Leukotriene B4 receptor 1 antagonist in combination with kinase MST1/2 inhibitor has potential for treatment of myocardial infarction

Timely inhibition of inflammation and initiation of resolution are important for the repair of injured tissues. Pharmacological inhibition of mammalian STE20-like protein kinase 1/2 (MST1/2) with XMU-MP-1 might augment tissue regeneration and repair by suppressing apoptosis and increasing cell proliferation. However, MST1 has anti-inflammatory activity, inhibition of which may result in therapy failure. Here, we identified an approach with the potential to overcome this limitation by protecting against cardiac inflammation resulting from inhibition of MST1 in macrophages. We found exacerbation of cardiac dysfunction in LysMCre-mediated Mst1/2-deficient mice after myocardial infarction (MI). This effect was attributed to a shift of macrophage subtypes from those expressing Cxcl2 and Cd163 toward those with Ccl2 and Ccl4 expression. Mass spectrometry identified leukotriene B4 (LTB4) as the lipid mediator that was upregulated in the absence of MST1. We found that MST1 phosphorylated 5-lipoxygenase (5-LOX) at its T218 residue, disrupting the interaction between 5-LOX and 5-LOX-activating protein, and resulting in reduction of LTB4 production. By contrast, a 5-LOXT218A variant showed no response to MST1. Moreover, treatment of peritoneal macrophages with LTB4 or with medium conditioned by Mst1-deficient macrophages resulted in high Ccl2 and Ccl4 expression and low Cxcl2 and Cd163 expression, except when the cells were co-treated with the LTB4 receptor 1 (BLT1) antagonist CP105696. Furthermore, CP105696 ameliorated cardiac dysfunction in LysMCre-mediated Mst1/2-deficient mice and enhanced cardiac repair in wild-type mice treated with XMU-MP-1 after MI. The combination of an MST1/2 inhibitor and a BLT1 antagonist represents a promising strategy for combatting the effects of MI. Overall design: Single cell RNA-Seq of mouse hearts

及时抑制炎症并启动炎症消退程序，对受损组织的修复具有关键意义。

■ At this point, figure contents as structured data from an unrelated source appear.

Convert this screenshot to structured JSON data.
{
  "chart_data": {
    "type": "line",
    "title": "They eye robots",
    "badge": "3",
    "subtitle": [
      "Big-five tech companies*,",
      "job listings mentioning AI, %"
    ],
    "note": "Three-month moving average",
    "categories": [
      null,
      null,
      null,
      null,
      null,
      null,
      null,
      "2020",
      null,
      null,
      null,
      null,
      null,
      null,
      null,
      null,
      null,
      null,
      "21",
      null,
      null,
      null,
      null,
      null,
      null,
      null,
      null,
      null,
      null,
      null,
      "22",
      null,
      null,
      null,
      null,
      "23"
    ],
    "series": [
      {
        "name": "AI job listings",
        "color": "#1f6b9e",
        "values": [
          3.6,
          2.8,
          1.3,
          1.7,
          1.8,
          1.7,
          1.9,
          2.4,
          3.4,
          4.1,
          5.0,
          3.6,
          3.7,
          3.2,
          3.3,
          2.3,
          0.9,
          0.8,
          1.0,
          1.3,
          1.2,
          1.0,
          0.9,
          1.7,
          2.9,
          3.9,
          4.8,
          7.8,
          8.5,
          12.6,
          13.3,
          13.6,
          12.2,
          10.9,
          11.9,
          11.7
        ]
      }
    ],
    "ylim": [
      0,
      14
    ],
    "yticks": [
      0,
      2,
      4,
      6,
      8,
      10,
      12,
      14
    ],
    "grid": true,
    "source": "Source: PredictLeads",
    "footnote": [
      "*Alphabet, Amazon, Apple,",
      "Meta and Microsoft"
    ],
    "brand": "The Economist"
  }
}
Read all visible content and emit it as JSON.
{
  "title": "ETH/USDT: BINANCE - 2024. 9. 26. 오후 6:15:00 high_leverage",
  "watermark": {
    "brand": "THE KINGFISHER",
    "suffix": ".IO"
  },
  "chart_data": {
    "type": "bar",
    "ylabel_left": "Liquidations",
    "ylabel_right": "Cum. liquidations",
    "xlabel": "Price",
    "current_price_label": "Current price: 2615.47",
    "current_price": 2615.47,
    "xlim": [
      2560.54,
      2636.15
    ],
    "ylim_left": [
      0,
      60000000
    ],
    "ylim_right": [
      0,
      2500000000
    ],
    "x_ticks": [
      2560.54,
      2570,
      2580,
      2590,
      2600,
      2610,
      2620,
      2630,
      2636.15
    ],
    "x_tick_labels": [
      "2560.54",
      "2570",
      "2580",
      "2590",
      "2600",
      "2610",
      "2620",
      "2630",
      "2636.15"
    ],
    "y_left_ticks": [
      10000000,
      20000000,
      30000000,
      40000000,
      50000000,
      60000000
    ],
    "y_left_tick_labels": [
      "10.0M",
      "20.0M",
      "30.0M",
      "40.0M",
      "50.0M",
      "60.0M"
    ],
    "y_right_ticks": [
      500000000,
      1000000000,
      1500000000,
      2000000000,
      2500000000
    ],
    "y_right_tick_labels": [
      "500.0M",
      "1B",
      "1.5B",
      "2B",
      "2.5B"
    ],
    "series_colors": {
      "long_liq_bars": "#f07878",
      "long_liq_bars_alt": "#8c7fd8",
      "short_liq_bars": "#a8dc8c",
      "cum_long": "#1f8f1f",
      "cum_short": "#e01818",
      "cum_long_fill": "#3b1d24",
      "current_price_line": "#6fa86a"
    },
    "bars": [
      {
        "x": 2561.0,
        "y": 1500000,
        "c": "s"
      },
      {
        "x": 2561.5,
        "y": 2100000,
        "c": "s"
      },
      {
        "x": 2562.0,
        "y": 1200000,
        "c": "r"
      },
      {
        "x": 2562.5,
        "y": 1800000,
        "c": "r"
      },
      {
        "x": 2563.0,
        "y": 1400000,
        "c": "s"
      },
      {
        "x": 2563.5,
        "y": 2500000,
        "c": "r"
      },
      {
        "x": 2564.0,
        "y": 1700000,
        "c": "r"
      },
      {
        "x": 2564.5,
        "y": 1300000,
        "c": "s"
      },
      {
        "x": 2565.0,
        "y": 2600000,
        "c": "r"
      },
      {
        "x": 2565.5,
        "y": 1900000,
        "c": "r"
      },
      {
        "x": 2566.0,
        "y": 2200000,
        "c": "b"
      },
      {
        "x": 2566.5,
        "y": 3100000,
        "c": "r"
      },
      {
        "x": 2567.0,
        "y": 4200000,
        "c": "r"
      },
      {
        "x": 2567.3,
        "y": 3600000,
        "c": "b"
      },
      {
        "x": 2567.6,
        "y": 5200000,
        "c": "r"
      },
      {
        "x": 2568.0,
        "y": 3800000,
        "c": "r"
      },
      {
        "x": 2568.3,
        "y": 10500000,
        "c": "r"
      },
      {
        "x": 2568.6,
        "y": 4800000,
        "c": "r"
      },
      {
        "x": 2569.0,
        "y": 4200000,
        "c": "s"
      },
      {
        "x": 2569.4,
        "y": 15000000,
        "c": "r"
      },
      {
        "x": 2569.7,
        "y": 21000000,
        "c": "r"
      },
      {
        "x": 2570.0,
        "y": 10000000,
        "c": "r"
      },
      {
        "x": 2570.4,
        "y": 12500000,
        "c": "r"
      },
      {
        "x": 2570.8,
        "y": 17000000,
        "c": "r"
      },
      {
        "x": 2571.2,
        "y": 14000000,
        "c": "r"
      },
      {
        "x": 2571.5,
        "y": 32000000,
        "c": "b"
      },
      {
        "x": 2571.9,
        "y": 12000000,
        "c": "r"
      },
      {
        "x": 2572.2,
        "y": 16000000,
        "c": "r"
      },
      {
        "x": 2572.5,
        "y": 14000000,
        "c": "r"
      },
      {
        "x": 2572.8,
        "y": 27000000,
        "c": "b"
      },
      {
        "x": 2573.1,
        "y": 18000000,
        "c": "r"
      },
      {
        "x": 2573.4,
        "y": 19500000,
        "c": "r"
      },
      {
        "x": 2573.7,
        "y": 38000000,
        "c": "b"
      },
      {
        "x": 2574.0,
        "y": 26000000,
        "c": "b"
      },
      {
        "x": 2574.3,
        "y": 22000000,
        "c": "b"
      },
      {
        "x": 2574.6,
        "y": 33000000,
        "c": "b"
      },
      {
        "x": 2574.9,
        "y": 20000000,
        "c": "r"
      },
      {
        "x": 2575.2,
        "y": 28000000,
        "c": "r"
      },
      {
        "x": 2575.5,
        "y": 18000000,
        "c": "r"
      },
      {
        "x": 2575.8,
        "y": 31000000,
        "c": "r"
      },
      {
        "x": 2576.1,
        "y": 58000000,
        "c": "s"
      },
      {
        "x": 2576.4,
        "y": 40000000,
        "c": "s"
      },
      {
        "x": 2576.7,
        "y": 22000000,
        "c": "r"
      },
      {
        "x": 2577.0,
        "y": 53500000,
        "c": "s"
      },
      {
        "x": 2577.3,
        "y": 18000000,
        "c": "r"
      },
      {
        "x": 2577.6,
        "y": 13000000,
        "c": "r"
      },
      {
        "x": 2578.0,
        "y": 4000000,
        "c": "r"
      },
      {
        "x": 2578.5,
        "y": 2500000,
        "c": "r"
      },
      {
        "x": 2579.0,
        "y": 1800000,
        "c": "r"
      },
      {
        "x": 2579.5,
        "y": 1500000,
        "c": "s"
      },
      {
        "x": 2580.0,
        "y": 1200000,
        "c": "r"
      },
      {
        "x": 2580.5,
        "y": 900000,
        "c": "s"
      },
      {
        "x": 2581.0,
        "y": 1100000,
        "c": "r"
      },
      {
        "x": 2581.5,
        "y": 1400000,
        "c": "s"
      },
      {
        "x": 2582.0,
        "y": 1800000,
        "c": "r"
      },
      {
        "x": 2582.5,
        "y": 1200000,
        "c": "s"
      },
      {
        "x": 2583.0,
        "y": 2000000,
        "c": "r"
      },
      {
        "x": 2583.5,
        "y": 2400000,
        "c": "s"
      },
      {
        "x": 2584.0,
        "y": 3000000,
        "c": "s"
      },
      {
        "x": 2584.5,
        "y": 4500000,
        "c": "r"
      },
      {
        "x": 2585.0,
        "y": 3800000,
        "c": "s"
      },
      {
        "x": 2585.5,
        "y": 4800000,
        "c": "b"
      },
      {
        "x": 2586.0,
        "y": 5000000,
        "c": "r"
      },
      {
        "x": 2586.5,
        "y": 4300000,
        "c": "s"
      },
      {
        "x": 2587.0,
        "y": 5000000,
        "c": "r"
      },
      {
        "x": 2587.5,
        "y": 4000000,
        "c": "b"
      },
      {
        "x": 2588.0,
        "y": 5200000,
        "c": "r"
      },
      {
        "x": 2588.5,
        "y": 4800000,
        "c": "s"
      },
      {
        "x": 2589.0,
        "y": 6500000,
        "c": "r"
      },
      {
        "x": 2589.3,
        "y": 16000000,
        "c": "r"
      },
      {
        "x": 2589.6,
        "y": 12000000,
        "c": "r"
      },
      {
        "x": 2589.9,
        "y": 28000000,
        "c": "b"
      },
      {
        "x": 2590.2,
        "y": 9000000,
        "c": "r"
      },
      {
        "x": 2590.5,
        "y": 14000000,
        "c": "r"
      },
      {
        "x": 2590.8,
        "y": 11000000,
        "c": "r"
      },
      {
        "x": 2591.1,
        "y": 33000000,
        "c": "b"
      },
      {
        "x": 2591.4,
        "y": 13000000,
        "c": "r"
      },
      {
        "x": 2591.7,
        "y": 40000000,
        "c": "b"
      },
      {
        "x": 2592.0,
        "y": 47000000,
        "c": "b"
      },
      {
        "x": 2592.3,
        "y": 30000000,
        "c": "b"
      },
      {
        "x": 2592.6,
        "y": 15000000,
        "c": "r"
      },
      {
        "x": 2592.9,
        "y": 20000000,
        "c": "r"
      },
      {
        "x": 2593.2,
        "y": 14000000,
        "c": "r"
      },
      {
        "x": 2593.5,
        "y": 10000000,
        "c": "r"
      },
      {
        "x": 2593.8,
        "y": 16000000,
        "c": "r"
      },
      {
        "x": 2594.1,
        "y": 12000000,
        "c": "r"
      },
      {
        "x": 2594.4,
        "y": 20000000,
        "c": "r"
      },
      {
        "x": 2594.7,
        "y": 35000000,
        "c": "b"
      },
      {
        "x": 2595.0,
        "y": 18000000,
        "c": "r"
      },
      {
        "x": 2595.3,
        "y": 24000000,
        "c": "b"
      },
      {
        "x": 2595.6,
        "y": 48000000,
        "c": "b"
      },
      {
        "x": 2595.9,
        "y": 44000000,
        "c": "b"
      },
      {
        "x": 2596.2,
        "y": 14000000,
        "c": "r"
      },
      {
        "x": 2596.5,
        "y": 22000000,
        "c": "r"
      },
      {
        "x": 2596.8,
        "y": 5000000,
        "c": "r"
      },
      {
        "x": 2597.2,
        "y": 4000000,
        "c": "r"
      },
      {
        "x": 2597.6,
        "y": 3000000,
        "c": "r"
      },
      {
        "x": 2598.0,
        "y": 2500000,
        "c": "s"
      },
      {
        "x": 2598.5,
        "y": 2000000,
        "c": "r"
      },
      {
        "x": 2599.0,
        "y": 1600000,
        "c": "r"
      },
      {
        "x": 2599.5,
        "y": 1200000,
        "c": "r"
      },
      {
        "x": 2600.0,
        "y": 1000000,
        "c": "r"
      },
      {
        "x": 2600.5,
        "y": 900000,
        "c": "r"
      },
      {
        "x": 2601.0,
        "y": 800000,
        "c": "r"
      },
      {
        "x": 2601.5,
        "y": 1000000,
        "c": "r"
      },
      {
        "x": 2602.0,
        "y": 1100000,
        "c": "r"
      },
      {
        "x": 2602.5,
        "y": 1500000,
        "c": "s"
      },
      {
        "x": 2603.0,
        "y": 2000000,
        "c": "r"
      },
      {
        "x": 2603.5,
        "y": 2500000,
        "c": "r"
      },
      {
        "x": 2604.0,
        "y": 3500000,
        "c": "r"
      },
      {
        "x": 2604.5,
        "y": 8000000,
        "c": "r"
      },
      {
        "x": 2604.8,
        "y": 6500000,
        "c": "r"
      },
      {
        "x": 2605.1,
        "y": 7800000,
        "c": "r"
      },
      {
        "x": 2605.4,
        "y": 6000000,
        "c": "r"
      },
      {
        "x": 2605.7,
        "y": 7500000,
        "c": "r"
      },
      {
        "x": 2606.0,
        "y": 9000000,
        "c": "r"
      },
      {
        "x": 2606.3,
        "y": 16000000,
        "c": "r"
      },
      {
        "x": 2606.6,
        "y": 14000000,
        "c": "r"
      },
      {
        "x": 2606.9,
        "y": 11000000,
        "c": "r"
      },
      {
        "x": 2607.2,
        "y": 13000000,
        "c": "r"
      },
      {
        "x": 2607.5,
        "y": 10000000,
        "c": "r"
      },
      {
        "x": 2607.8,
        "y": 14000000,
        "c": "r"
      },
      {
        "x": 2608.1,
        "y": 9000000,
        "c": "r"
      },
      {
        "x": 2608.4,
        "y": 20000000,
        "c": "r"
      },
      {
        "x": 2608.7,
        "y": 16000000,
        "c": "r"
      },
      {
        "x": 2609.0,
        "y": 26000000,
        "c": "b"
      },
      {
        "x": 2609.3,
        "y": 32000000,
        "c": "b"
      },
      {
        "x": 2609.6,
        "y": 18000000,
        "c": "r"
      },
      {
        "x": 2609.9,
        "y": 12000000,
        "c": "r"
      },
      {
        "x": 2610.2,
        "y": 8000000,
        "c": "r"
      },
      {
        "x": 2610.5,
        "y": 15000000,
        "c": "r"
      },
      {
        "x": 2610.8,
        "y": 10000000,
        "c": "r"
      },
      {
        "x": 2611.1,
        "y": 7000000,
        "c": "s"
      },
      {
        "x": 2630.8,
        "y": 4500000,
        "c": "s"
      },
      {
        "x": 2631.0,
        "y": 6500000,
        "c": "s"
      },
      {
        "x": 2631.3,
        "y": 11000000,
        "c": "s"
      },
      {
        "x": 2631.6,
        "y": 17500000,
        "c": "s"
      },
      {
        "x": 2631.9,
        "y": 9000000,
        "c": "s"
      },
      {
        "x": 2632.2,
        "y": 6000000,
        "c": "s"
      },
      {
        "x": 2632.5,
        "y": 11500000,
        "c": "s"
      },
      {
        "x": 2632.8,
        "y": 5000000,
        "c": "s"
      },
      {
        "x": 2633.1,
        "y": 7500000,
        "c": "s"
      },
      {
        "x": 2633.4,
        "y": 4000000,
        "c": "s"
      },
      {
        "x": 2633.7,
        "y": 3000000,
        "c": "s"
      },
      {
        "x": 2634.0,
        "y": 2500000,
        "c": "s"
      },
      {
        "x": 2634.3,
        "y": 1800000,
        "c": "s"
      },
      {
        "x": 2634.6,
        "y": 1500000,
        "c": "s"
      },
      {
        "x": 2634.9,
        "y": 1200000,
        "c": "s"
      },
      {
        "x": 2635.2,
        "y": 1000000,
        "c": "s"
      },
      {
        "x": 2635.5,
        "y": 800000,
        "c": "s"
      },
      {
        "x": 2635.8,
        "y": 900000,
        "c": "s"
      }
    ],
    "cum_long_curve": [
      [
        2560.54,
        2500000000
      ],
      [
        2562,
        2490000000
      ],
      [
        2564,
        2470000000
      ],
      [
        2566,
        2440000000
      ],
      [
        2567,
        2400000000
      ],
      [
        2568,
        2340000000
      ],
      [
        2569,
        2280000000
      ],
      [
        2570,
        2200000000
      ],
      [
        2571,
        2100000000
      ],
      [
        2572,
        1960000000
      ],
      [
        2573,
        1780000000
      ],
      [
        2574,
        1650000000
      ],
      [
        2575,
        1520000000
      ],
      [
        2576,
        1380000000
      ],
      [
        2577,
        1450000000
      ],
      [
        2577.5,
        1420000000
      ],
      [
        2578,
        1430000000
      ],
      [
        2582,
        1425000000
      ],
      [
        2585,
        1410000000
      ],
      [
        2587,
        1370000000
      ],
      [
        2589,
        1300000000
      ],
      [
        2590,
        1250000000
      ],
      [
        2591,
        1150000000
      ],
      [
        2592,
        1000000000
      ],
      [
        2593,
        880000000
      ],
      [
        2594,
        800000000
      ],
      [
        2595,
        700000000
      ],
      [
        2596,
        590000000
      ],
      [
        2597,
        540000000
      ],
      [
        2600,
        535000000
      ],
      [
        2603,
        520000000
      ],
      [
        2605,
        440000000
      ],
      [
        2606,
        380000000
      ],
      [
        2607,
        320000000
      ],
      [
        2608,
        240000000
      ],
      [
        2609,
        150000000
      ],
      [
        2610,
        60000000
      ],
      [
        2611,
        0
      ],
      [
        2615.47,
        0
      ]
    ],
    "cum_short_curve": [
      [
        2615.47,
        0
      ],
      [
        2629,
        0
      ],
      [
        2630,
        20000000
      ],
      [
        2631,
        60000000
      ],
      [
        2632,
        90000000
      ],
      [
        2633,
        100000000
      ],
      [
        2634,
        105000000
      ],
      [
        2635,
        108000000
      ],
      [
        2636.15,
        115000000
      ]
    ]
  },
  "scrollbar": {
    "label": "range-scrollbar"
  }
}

采用XMU-MP-1对哺乳动物STE20样蛋白激酶1/2（MST1/2）进行药理学抑制，可通过抑制细胞凋亡、促进细胞增殖，增强组织再生与修复能力。但MST1本身具备抗炎活性，对其进行抑制可能导致治疗失败。在此，我们报道了一种有望克服该局限的策略：通过拮抗巨噬细胞中MST1抑制所诱发的心脏炎症反应。我们发现，在心肌梗死（MI）模型中，LysMCre介导的Mst1/2基因敲除小鼠的心脏功能障碍会进一步加重。该现象的机制为巨噬细胞亚型发生极化偏移：从表达Cxcl2与Cd163的亚型，转向表达Ccl2与Ccl4的亚型。质谱分析发现，在MST1缺失的情况下，白三烯B4（LTB4）作为脂质介质表达上调。我们证实，MST1可在5-脂氧合酶（5-LOX）的T218位点对其进行磷酸化，从而破坏5-LOX与5-脂氧合酶激活蛋白的相互作用，最终减少LTB4的生成。相反，5-LOX的T218A突变体（5-LOXT218A）则不受MST1调控。此外，用LTB4或Mst1基因敲除巨噬细胞的条件培养基处理腹膜巨噬细胞，会使细胞高表达Ccl2与Ccl4、低表达Cxcl2与Cd163；但若同时加入白三烯B4受体1（BLT1）拮抗剂CP105696，则可阻断该效应。进一步实验表明，CP105696可改善LysMCre介导的Mst1/2基因敲除小鼠的心脏功能障碍，并在心肌梗死模型中增强XMU-MP-1处理的野生型小鼠的心脏修复能力。综上，MST1/2抑制剂与BLT1拮抗剂联合使用，有望成为对抗心肌梗死损伤的潜在治疗策略。实验整体设计：小鼠心脏单细胞RNA测序。